De stupeur, je me suis prosterné 

Il dit : 

« Fais une belle prosternation sans te prosterner. »  
« Oh ! comment se prosterner sans se prosterner ? » 

Il dit : 

« Sois sans comment et sans épines, malheureux ! »  
J'ai tendu mon petit cou 

Et dis :

« Avec Zolfaghâr(1), tranche ma tête prosternée »  
Plus il donnait de coups d'épée, plus il y avait de têtes 

Du coup de mon cou cent mille têtes ont poussé  
Moi telle une lampe et chaque tête telle une mèche 

De toutes parts les flammes étincelaient  
Les bougies successives par mes têtes enivrées 

Partout De l’Orient à l'Occident s'étaient allumées  
Dans le non-espace l'Orient et l'Occident 

Que sont-ils ?
Une chaufferie sombre, un bain en activité 

Ton humeur est trop froide, n'as-tu point de nausée ? 
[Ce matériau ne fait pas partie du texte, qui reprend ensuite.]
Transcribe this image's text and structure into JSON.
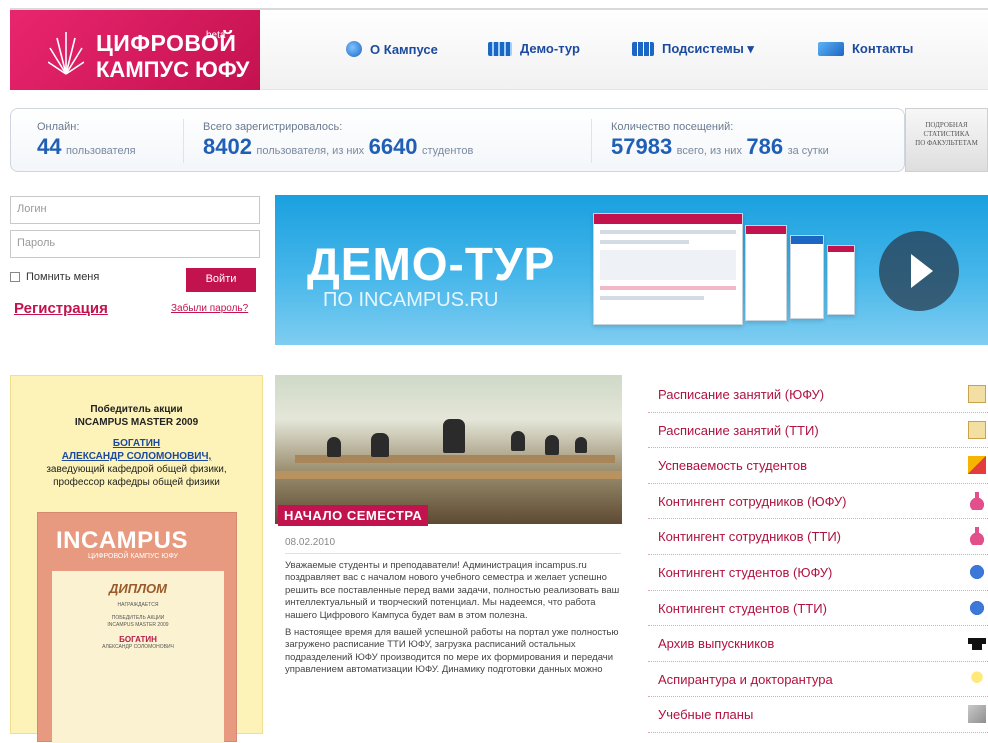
{
  "header": {
    "logo": {
      "line1": "ЦИФРОВОЙ",
      "superscript": "beta",
      "line2": "КАМПУС ЮФУ"
    },
    "nav": [
      {
        "label": "О Кампусе",
        "icon": "globe-icon"
      },
      {
        "label": "Демо-тур",
        "icon": "film-icon"
      },
      {
        "label": "Подсистемы ▾",
        "icon": "grid-icon"
      },
      {
        "label": "Контакты",
        "icon": "envelope-icon"
      }
    ]
  },
  "stats": {
    "online": {
      "label": "Онлайн:",
      "value": "44",
      "unit": "пользователя"
    },
    "registered": {
      "label": "Всего зарегистрировалось:",
      "value": "8402",
      "unit": "пользователя, из них",
      "students_value": "6640",
      "students_unit": "студентов"
    },
    "visits": {
      "label": "Количество посещений:",
      "value": "57983",
      "unit": "всего, из них",
      "daily_value": "786",
      "daily_unit": "за сутки"
    },
    "faculty_link": {
      "line1": "ПОДРОБНАЯ",
      "line2": "СТАТИСТИКА",
      "line3": "ПО ФАКУЛЬТЕТАМ"
    }
  },
  "login": {
    "login_placeholder": "Логин",
    "password_placeholder": "Пароль",
    "remember_label": "Помнить меня",
    "submit_label": "Войти",
    "register_label": "Регистрация",
    "forgot_label": "Забыли пароль?"
  },
  "banner": {
    "title": "ДЕМО-ТУР",
    "subtitle": "ПО INCAMPUS.RU"
  },
  "winner": {
    "title_line1": "Победитель акции",
    "title_line2": "INCAMPUS MASTER 2009",
    "name_line1": "БОГАТИН",
    "name_line2": "АЛЕКСАНДР СОЛОМОНОВИЧ,",
    "desc_line1": "заведующий кафедрой общей физики,",
    "desc_line2": "профессор кафедры общей физики",
    "diploma": {
      "brand": "INCAMPUS",
      "brand_sub": "ЦИФРОВОЙ КАМПУС ЮФУ",
      "heading": "ДИПЛОМ",
      "awarded": "НАГРАЖДАЕТСЯ",
      "text1": "ПОБЕДИТЕЛЬ АКЦИИ",
      "text2": "INCAMPUS MASTER 2009",
      "name1": "БОГАТИН",
      "name2": "АЛЕКСАНДР СОЛОМОНОВИЧ"
    }
  },
  "news": {
    "tag": "НАЧАЛО СЕМЕСТРА",
    "date": "08.02.2010",
    "p1": "Уважаемые студенты и преподаватели! Администрация incampus.ru поздравляет вас с началом нового учебного семестра и желает успешно решить все поставленные перед вами задачи, полностью реализовать ваш интеллектуальный и творческий потенциал. Мы надеемся, что работа нашего Цифрового Кампуса будет вам в этом полезна.",
    "p2": "В настоящее время для вашей успешной работы на портал уже полностью загружено расписание ТТИ ЮФУ, загрузка расписаний остальных подразделений ЮФУ производится по мере их формирования и передачи управлением автоматизации ЮФУ. Динамику подготовки данных можно"
  },
  "links": [
    {
      "label": "Расписание занятий (ЮФУ)",
      "icon": "calendar-icon"
    },
    {
      "label": "Расписание занятий (ТТИ)",
      "icon": "calendar-icon"
    },
    {
      "label": "Успеваемость студентов",
      "icon": "grades-icon"
    },
    {
      "label": "Контингент сотрудников (ЮФУ)",
      "icon": "staff-icon"
    },
    {
      "label": "Контингент сотрудников (ТТИ)",
      "icon": "staff-icon"
    },
    {
      "label": "Контингент студентов (ЮФУ)",
      "icon": "students-icon"
    },
    {
      "label": "Контингент студентов (ТТИ)",
      "icon": "students-icon"
    },
    {
      "label": "Архив выпускников",
      "icon": "graduation-cap-icon"
    },
    {
      "label": "Аспирантура и докторантура",
      "icon": "lightbulb-icon"
    },
    {
      "label": "Учебные планы",
      "icon": "book-icon"
    }
  ],
  "colors": {
    "brand": "#c2134e",
    "nav_text": "#1b4a9e",
    "stat_number": "#1f5fb6",
    "banner": "#1aa0df"
  }
}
Dis Dans ce bain chaud public vas-tu longtemps rester ?  
Quitte le bain, mais non pour la chaufferie 

Va Dans le vestiaire admirer les peintures,
Images de l'Aimé

Tu verras alors des visages adorables 

Oui Tu verras des tulipes les couleurs chamarrées
Puis, après cela, regarde vers la lucarne 

Et vois 
Car du reflet de la lucarne ces peintures sont l'effet 

Les six directions sont le bain et la lucarne
le non-espace 

Regarde
Au-dessus de la lucarne, du Roi, la face de beauté
La terre et l'eau tiennent leurs couleurs de son reflet 

Eau-lumière 
Sur le blanc et le noir, l'âme vive en pluie est tombée 
Le jour s'est écoulé et mon histoire n'est pas écourtée 

Ô Lui 
Que le jour et la nuit auraient honte d'évoquer 
Shams de Tabriz, soleil de la foi 

Le Roi 
Il me maintient ivre, assoiffé de vin, assoiffé. 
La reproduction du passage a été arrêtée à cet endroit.